Online. Indexed. Catalogued. Free. But will users find it?

‘If it isn’t online, it doesn’t exist’ seems to be the accepted wisdom in scholarly publishing today. We could debate the validity of this statement; instead, let us agree on a related point: even when it is online, it still does not exist for various users. Most publishers make some effort to address this: engaging with the ready-made audiences of hosting services, full-text aggregators and subscription agent gateways; distributing metadata to subject-specific indexing databases; allowing search engines and document delivery providers to index full-text content; sharing holdings information with libraries and developers of eresource management tools. But even the sum of all these efforts is inadequate as a solution. Problems remain: poor-quality data, infrequent transfer, anomalies between providers, content vagaries (and how one machine can describe them to another), the increasingly customized nature of individual customer packages, the proliferation of open access content, and more.

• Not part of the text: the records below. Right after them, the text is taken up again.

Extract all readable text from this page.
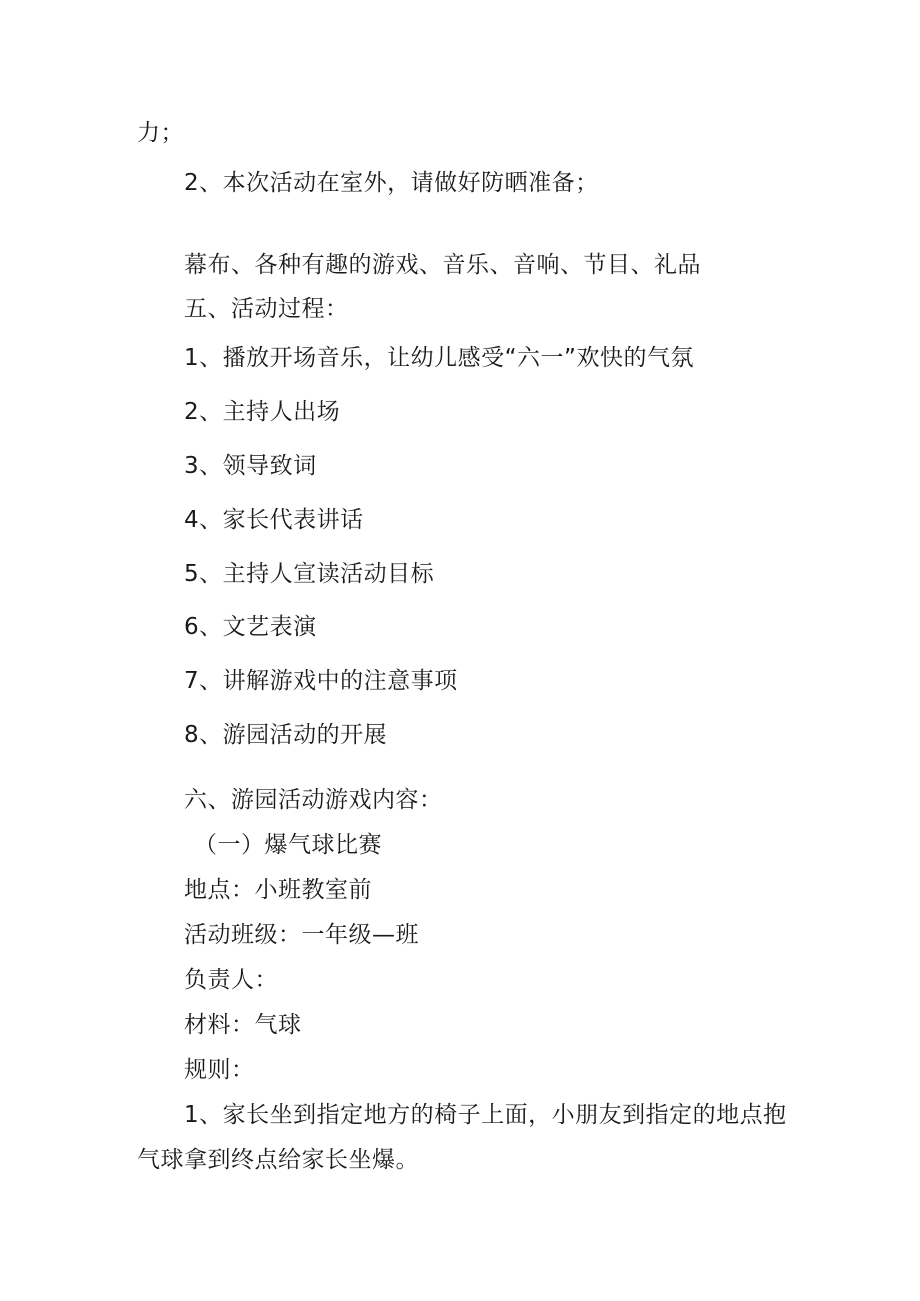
力；
2、本次活动在室外，请做好防晒准备；
幕布、各种有趣的游戏、音乐、音响、节目、礼品
五、活动过程：
1、播放开场音乐，让幼儿感受“六一”欢快的气氛
2、主持人出场
3、领导致词
4、家长代表讲话
5、主持人宣读活动目标
6、文艺表演
7、讲解游戏中的注意事项
8、游园活动的开展
六、游园活动游戏内容：
（一）爆气球比赛
地点：小班教室前
活动班级：一年级—班
负责人：
材料：气球
规则：
1、家长坐到指定地方的椅子上面，小朋友到指定的地点抱
气球拿到终点给家长坐爆。
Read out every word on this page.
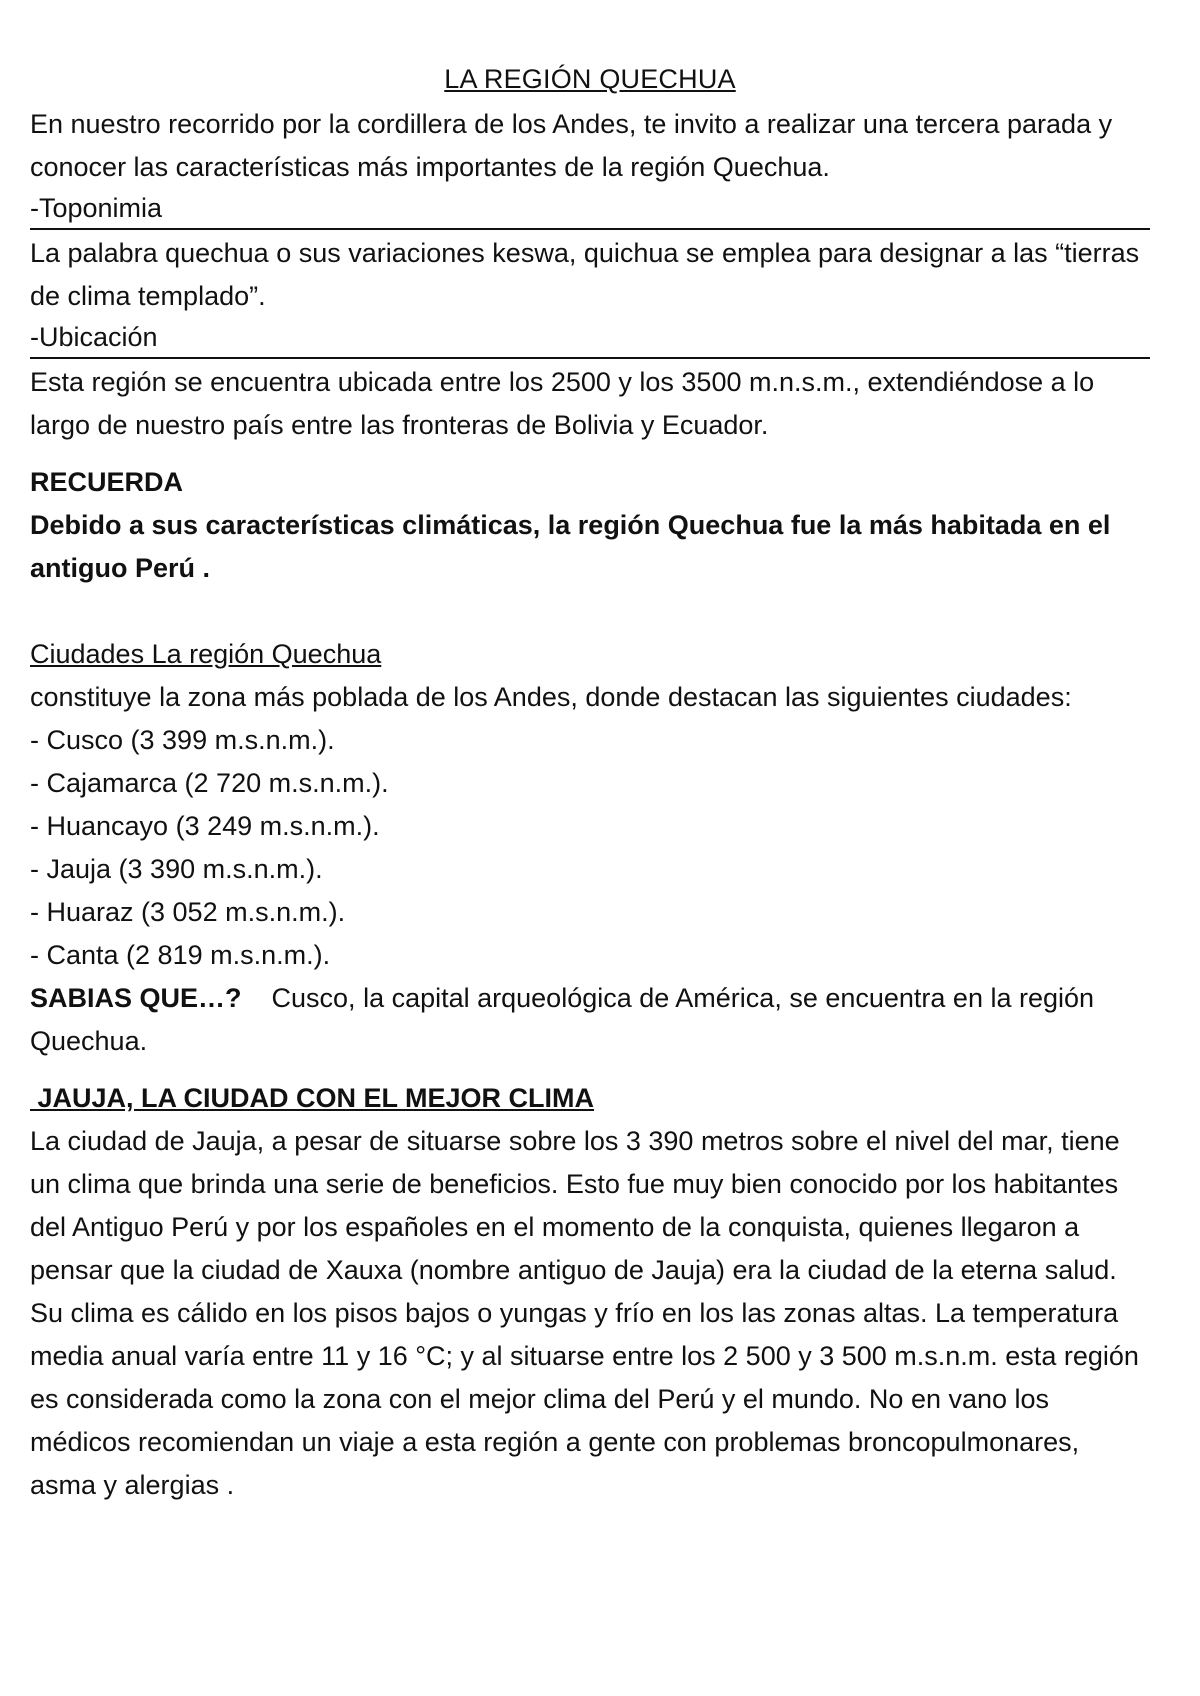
LA REGIÓN QUECHUA

En nuestro recorrido por la cordillera de los Andes, te invito a realizar una tercera parada y conocer las características más importantes de la región Quechua.

-Toponimia

La palabra quechua o sus variaciones keswa, quichua se emplea para designar a las “tierras de clima templado”.

-Ubicación

Esta región se encuentra ubicada entre los 2500 y los 3500 m.n.s.m., extendiéndose a lo largo de nuestro país entre las fronteras de Bolivia y Ecuador.

RECUERDA

Debido a sus características climáticas, la región Quechua fue la más habitada en el antiguo Perú .

Ciudades La región Quechua

constituye la zona más poblada de los Andes, donde destacan las siguientes ciudades:

- Cusco (3 399 m.s.n.m.).
- Cajamarca (2 720 m.s.n.m.).
- Huancayo (3 249 m.s.n.m.).
- Jauja (3 390 m.s.n.m.).
- Huaraz (3 052 m.s.n.m.).
- Canta (2 819 m.s.n.m.).

SABIAS QUE…? Cusco, la capital arqueológica de América, se encuentra en la región Quechua.

JAUJA, LA CIUDAD CON EL MEJOR CLIMA

La ciudad de Jauja, a pesar de situarse sobre los 3 390 metros sobre el nivel del mar, tiene un clima que brinda una serie de beneficios. Esto fue muy bien conocido por los habitantes del Antiguo Perú y por los españoles en el momento de la conquista, quienes llegaron a pensar que la ciudad de Xauxa (nombre antiguo de Jauja) era la ciudad de la eterna salud. Su clima es cálido en los pisos bajos o yungas y frío en los las zonas altas. La temperatura media anual varía entre 11 y 16 °C; y al situarse entre los 2 500 y 3 500 m.s.n.m. esta región es considerada como la zona con el mejor clima del Perú y el mundo. No en vano los médicos recomiendan un viaje a esta región a gente con problemas broncopulmonares, asma y alergias .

These ongoing issues mean that you can put your content online, you can open up its metadata and you can even make the full text free – but you cannot be sure that it is going to be found and read by your target audience. The development of sophisticated technologies (such as the OpenURL, a standard for linking users to content licensed by their institution) and tools (link resolvers, web-scale discovery indexes) has addressed some of the fundamental problems with online content discovery, but we now need to fine-tune these early solutions to address more granular or newly emerging problems.